Deleting an item should also delete its children
Currently, when a Parent is deleted, its children will (in most cases) no longer be openable. That is because the authorization checks will look at parents, and then get a 404.
The proper solution is probably to remove all children when a parent is removed.
This also opens up the question of trashing items. Ideally, users can revert deletions if they make a mistake, but the deleted item should not clutter the UI.
How should trashing work?
Trashbin as parent of resource
- When a resource is deleted, we set its parent to the Trashbin
- The Trashbin is a Class. Every drive has one TrashBin as its child. The Trashbin cannot be removed.
- When a resource is inside the Trashbin for X days, it is removed.
- When a resource is reverted from the Trashbin to where it was, we look at the Commit that put it in the trashbin.
trashAt as property
- When a resource is deleted we add a
trashAt: some_dateproperty to it - When iterating over items in a collection, we skip trashed items by default
- When
some_dateis matched, we permanently delete the resource.
marking for deletion and eventual pruning are something i was just looking for.
what all should be marked is probably highly dependent on use though.
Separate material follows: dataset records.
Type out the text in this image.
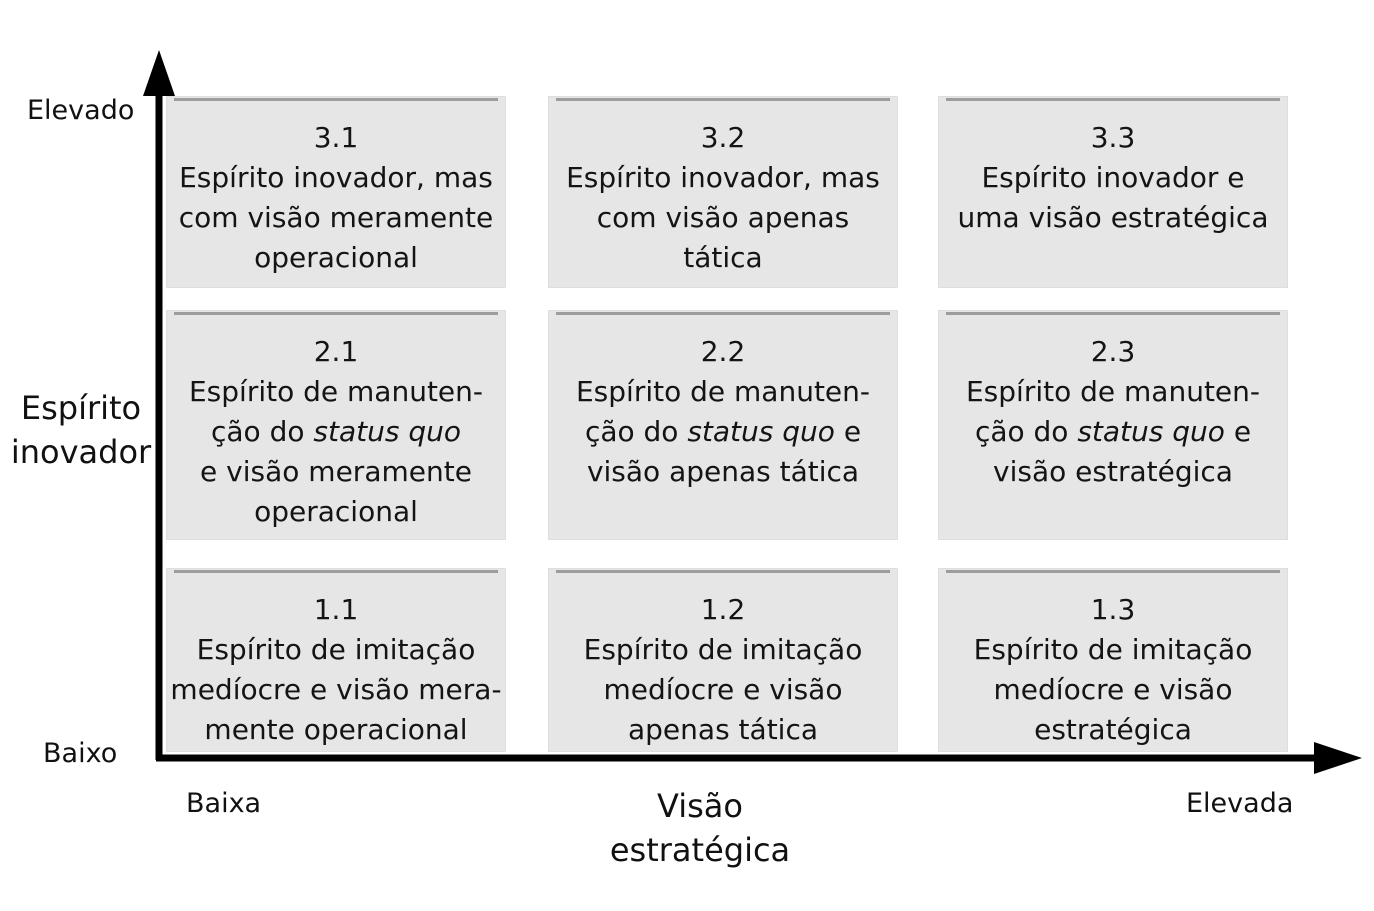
Elevado
Espírito
inovador
Baixo
Baixa	Visão
estratégica
Elevada
3.1
Espírito inovador, mas
com visão meramente
operacional
3.2
Espírito inovador, mas
com visão apenas
tática
3.3
Espírito inovador e
uma visão estratégica
2.1
Espírito de manuten-
ção do status quo
e visão meramente
operacional
2.2
Espírito de manuten-
ção do status quo e
visão apenas tática
2.3
Espírito de manuten-
ção do status quo e
visão estratégica
1.1
Espírito de imitação
medíocre e visão mera-
mente operacional
1.2
Espírito de imitação
medíocre e visão
apenas tática
1.3
Espírito de imitação
medíocre e visão
estratégica
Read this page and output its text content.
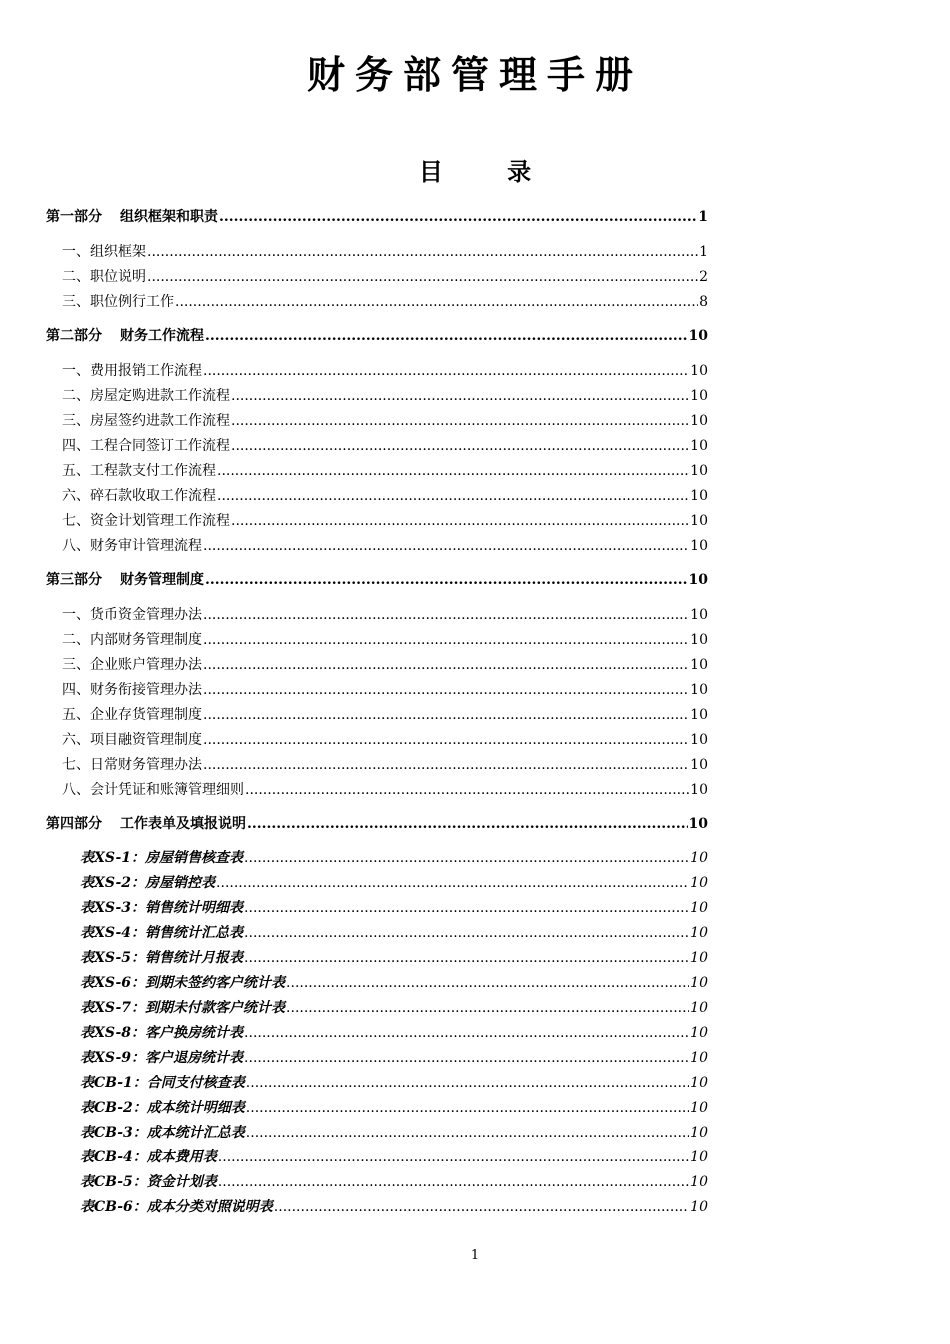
财务部管理手册
目 录
第一部分 组织框架和职责 .....	1
一、组织框架 .....	1
二、职位说明 .....	2
三、职位例行工作 .....	8
第二部分 财务工作流程 .....	10
一、费用报销工作流程 .....	10
二、房屋定购进款工作流程 .....	10
三、房屋签约进款工作流程 .....	10
四、工程合同签订工作流程 .....	10
五、工程款支付工作流程 .....	10
六、碎石款收取工作流程 .....	10
七、资金计划管理工作流程 .....	10
八、财务审计管理流程 .....	10
第三部分 财务管理制度 .....	10
一、货币资金管理办法 .....	10
二、内部财务管理制度 .....	10
三、企业账户管理办法 .....	10
四、财务衔接管理办法 .....	10
五、企业存货管理制度 .....	10
六、项目融资管理制度 .....	10
七、日常财务管理办法 .....	10
八、会计凭证和账簿管理细则 .....	10
第四部分 工作表单及填报说明 .....	10
表XS-1：房屋销售核查表 .....	10
表XS-2：房屋销控表 .....	10
表XS-3：销售统计明细表 .....	10
表XS-4：销售统计汇总表 .....	10
表XS-5：销售统计月报表 .....	10
表XS-6：到期未签约客户统计表 .....	10
表XS-7：到期未付款客户统计表 .....	10
表XS-8：客户换房统计表 .....	10
表XS-9：客户退房统计表 .....	10
表CB-1：合同支付核查表 .....	10
表CB-2：成本统计明细表 .....	10
表CB-3：成本统计汇总表 .....	10
表CB-4：成本费用表 .....	10
表CB-5：资金计划表 .....	10
表CB-6：成本分类对照说明表 .....	10
1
for example i may want to expire intermediary events and versions created between releases of something, but not the releases. such as i don't want a record for every paragraph and character change in a markdown. those might be useful for cooperative editing, but after a month all we care about is the completed final version. (those final versions might be kept, though, since we actually might care about say a changing terms of service over time, just not the highly noisy updates between approvals.)
This should IMO be changed to a couple tickets.
- Slow deletes
- When the editor should cascade a slow delete
- Garbage collect nodes that can't be used?